Japanese Tree Peonies

The Japanese Tree Peony corrects many of these issues. The glamorous flowers are single or semi-double and produced on a graceful, open shrub. In height they grow no taller than 120cm high, often less, making them suitable for smaller gardens. There is one downside and that is they can start into growth much earlier in spring than other peonies. The buds fatten rapidly on warm days, especially in February. This makes them prone to frost damage which causes the flower bud to shrivel and turn brown. So if you want to grow a Japanese Tree Peony, and these are the unnamed ones you tend find in garden centres, plant it out of from a frost pocket.

Lutea Hybrids

The third and most beautiful type, but one that is sadly the rarest, are the Tree Peonies raised by American A. P. Saunders during the middle of the twentieth century.
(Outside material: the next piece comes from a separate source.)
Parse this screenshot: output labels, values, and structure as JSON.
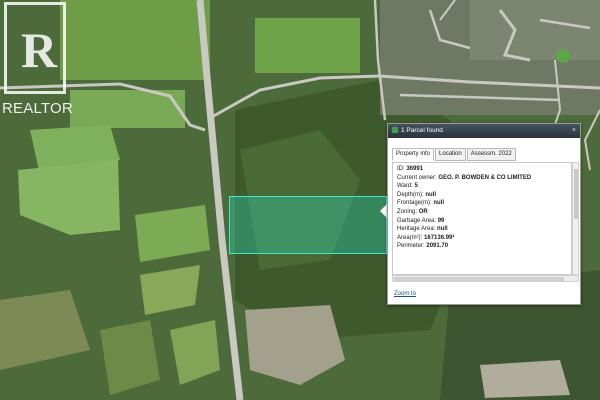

These are known as Lutea Hybrids. They are crosses between specie and named peonies. The resulting plants grow to between 90cm and 120cm high, flower during June with blooms that face upwards and come in range of tones that varies from soft yellow to richest red. Like almost all Tree Peonies these propagated by grafting, a technique that needs much skill. For this reason many Tree Peonies are difficult to find and if you do find them they can be rather expensive.